PSE&G has encountered enormous opposition to its proposed 45-mile Susquehanna-Roseland line, a $650 million project that crosses the Delaware River into New Jersey. A portion of that project has been delayed while the National Park Service conducts a review, affording opponents more opportunity to block the initiative. Both PSE&G and PJM Interconnection, the operator of the regional power grid, have said the project is necessary to maintain reliability and avoid blackouts.
In the case of the new project, PSE&G officials said it will maintain reliability for New Jersey businesses and residents, provide better quality, and reduce transmission system congestion in the region. Because the system is highly congested, residents and businesses pay $1 billion more each year for electricity than their neighbors.
“The North Central Reliability Project is essential to meet the region’s demand for electricity over the long term and ensure that customers continue to have the reliable electric service they have come to expect,” said Ralph LaRossa, president and chief operating officer of PSE&G.
That view is sure to be contested by residents and others who question the need to build expensive new transmission lines at a time when PJM has predicted electricity demand is declining, an assessment opponents of Susquehanna-Roseland have cited in asking state regulators to review their decision to back the power line.
Others, however, disputed that assessment. “The fact is there are reliability issues,” said Paul Patterson, an energy analyst with Glenrock Associates. He noted, however, that does not make PSE&G’s case for the lines any easier. “The problem is I don’t know if you can swing a cat in New Jersey without making people unhappy.”

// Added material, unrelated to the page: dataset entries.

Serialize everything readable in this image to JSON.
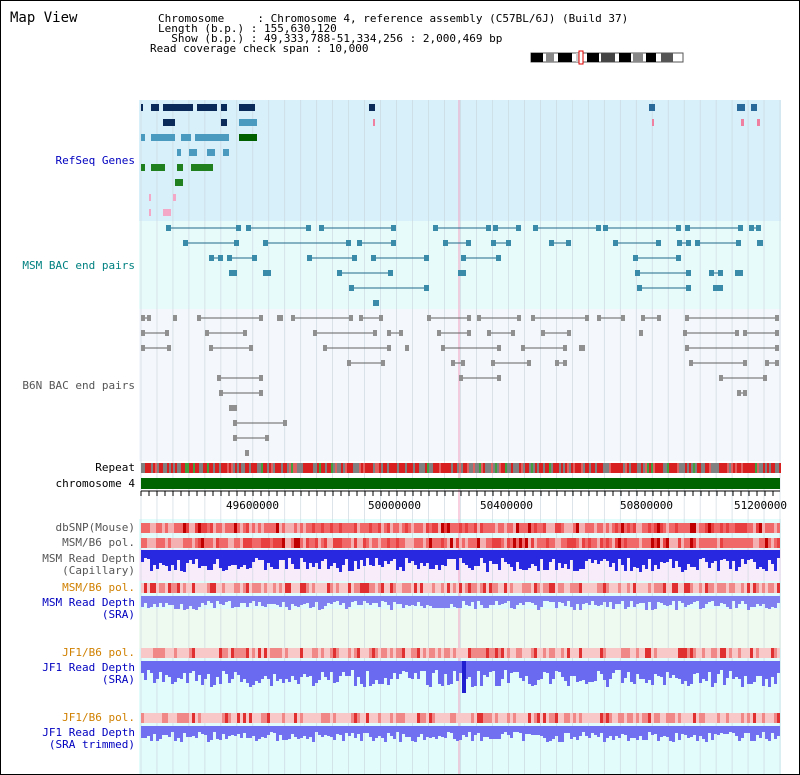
{
  "app_title": "Map View",
  "info": {
    "chromosome": "Chromosome     : Chromosome 4, reference assembly (C57BL/6J) (Build 37)",
    "length": "Length (b.p.) : 155,630,120",
    "show": "  Show (b.p.) : 49,333,788-51,334,256 : 2,000,469 bp",
    "coverage": "Read coverage check span : 10,000"
  },
  "tracks": {
    "refseq": "RefSeq Genes",
    "msm_bac": "MSM BAC end pairs",
    "b6n_bac": "B6N BAC end pairs",
    "repeat": "Repeat",
    "chromosome": "chromosome 4",
    "dbsnp": "dbSNP(Mouse)",
    "msm_b6_pol_1": "MSM/B6 pol.",
    "msm_depth_cap_1": "MSM Read Depth",
    "msm_depth_cap_2": "(Capillary)",
    "msm_b6_pol_2": "MSM/B6 pol.",
    "msm_depth_sra_1": "MSM Read Depth",
    "msm_depth_sra_2": "(SRA)",
    "jf1_b6_pol_1": "JF1/B6 pol.",
    "jf1_depth_sra_1": "JF1 Read Depth",
    "jf1_depth_sra_2": "(SRA)",
    "jf1_b6_pol_2": "JF1/B6 pol.",
    "jf1_depth_trim_1": "JF1 Read Depth",
    "jf1_depth_trim_2": "(SRA trimmed)"
  },
  "axis": {
    "ticks": [
      "49600000",
      "50000000",
      "50400000",
      "50800000",
      "51200000"
    ]
  },
  "colors": {
    "refseq_bg": "#d8f0fa",
    "bac_bg": "#e8fbfb",
    "depth_bg": "#e2fbfb",
    "chromosome_bar": "#006400",
    "snp_red": "#f04040",
    "depth_blue": "#3030e0",
    "depth_light": "#7878f0"
  }
}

Jeff Tittel, director of the New Jersey Sierra Club, noted this week the state got a recommendation from a consultant to help developers build three new power plants in the north and central parts of the state, providing nearly 2,000 megawatts of new generating capacity. One megawatt is enough to power about 800 homes.
Deann Muzikar, a spokeswoman for the utility, said the needs assessment for the project was completed by PJM this past November. If the BPU gives the project approval, PSE&G hopes to begin work in early 2012, with an in-service date of June 2014, she said.
Many utilities have ramped up spending on transmission lines, a trend that is partly explained by the history of federal regulators affording a better return on equity for transmission lines than state regulators do for smaller distribution projects. PSE&G reflects that trend. From 2010 to 2013, capital expenditures on transmission projects is expected to jump from $350 million to $1.1 billion for the company.